Essential Duties of the Position May Include the Following:

• Reviews charge tickets, identifies and corrects errors, prepares tickets for review, including proper CPT and ICD-10 codes and proper linkage between the two.

• Abstracts all surgical and designated diagnostic procedures and assigns appropriate procedure codes and modifiers using the International Classification of Diseases (ICD-10) system, and the Physicians’ Current Procedural Terminology (CPT-4).

• Reviews and maintains Athena worklist claims on a daily basis.

• Consistently meets and exceeds daily productivity and quality standards.

• Effectively works on complex and escalated cases.

• Cross-trained; i.e coding different specialties.

• Reviews scanned paper charge tickets for accuracy and completeness of codes.

• Maintains and expands knowledge of Anatomy and Physiology, Pathophysiology, Pharmacology, and Medical Terminology as basic building blocks for ICD-10-CM coding.

• Compiles, reviews and performs data reports and other duties assigned by Management.

• Identifies trends and communicates to the management team with findings.

• Works and collaborates closely with Revenue Cycle Team Members, Clinician, Physician, Division Leadership, and Management.

• Keeps current with coding requirements by reviewing payer guidelines and regulations.

• Maintains a log of coding errors and omissions for review with the management team.
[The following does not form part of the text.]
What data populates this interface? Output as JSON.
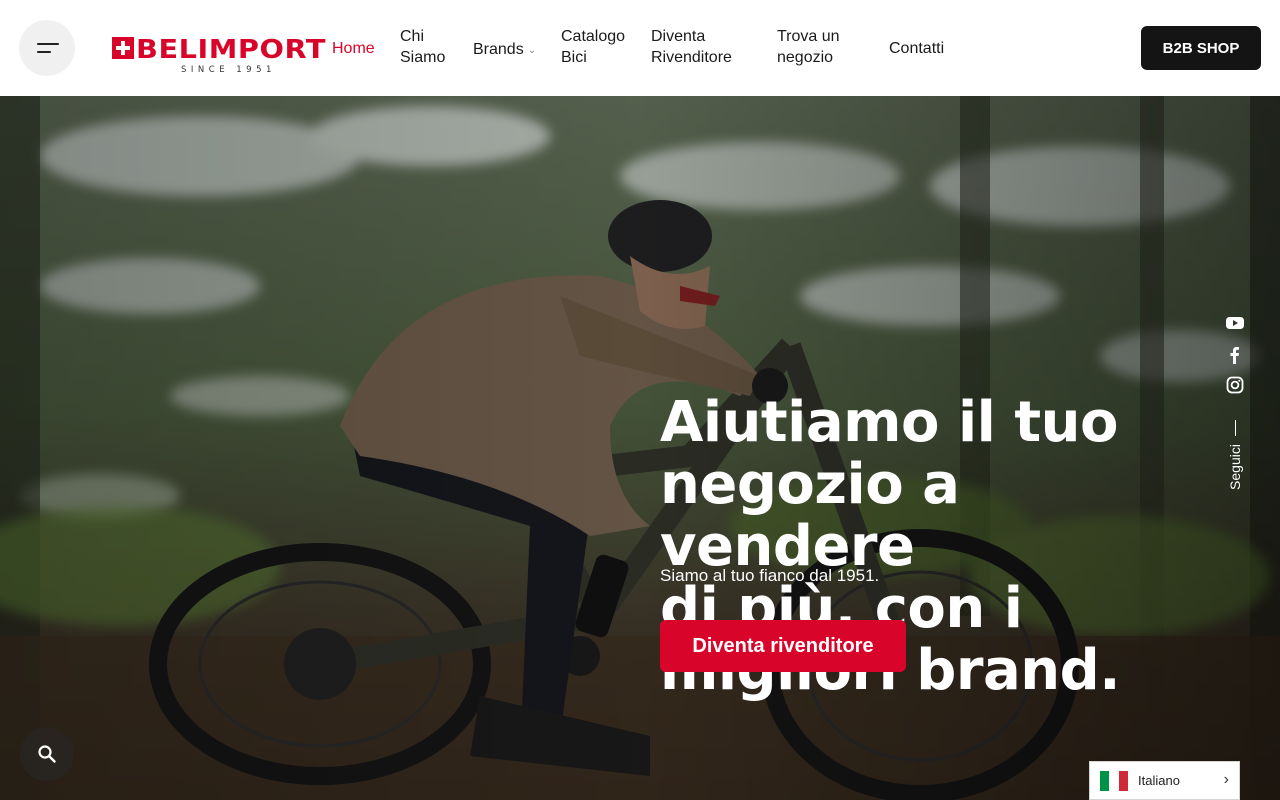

• Stays current on coding and compliance regulatory requirements through professional membership literature, continuing education classes, support, and networking groups.

• Maintains current knowledge of regulatory requirements by CMS NCCI and MUE edits, Medi-Cal/CCS policies, and certain Medicare requirements.

• Attends various meetings and professional development programs regularly; makes recommendations for revisions and/or new departmental procedures under the direction of management.

• Maintains audit record systems for the radiology department.

• Performs other related duties as assigned by Management.

Qualifications

Job Qualifications:

Knowledge and skill:

1. Coding Certification, CPC from AAPC or CCS from AHIMA

2. At least five (5) years of medical coding experience preferred.

3. Ability to communicate in both written and verbal formats with internal and external stakeholders.

4. Ability to handle multiple tasks.

5. Knowledge of medical terminology, CPT and ICD-10 coding, CMS NCCI, and MUE edits.

6. Familiarity with payer billing and reimbursement guidelines and regulations, including the ability to read and interpret payer Explanation Of Benefits (EOB), and Remittance Advice Details (RAD).

7. Ability to meet deadlines and to follow assignments through to completion.

8. Ability to organize and manage time effectively.

9. Handle, in a professional and confidential manner, all correspondence, documentation, and files following HIPAA and PHI guidelines.

10. Ability to work independently and as a part of a larger team.

11. Microsoft Word, Outlook, and Excel knowledge preferred.

12. Ability to prepare, file, and maintain patient records, file reports, and other correspondence.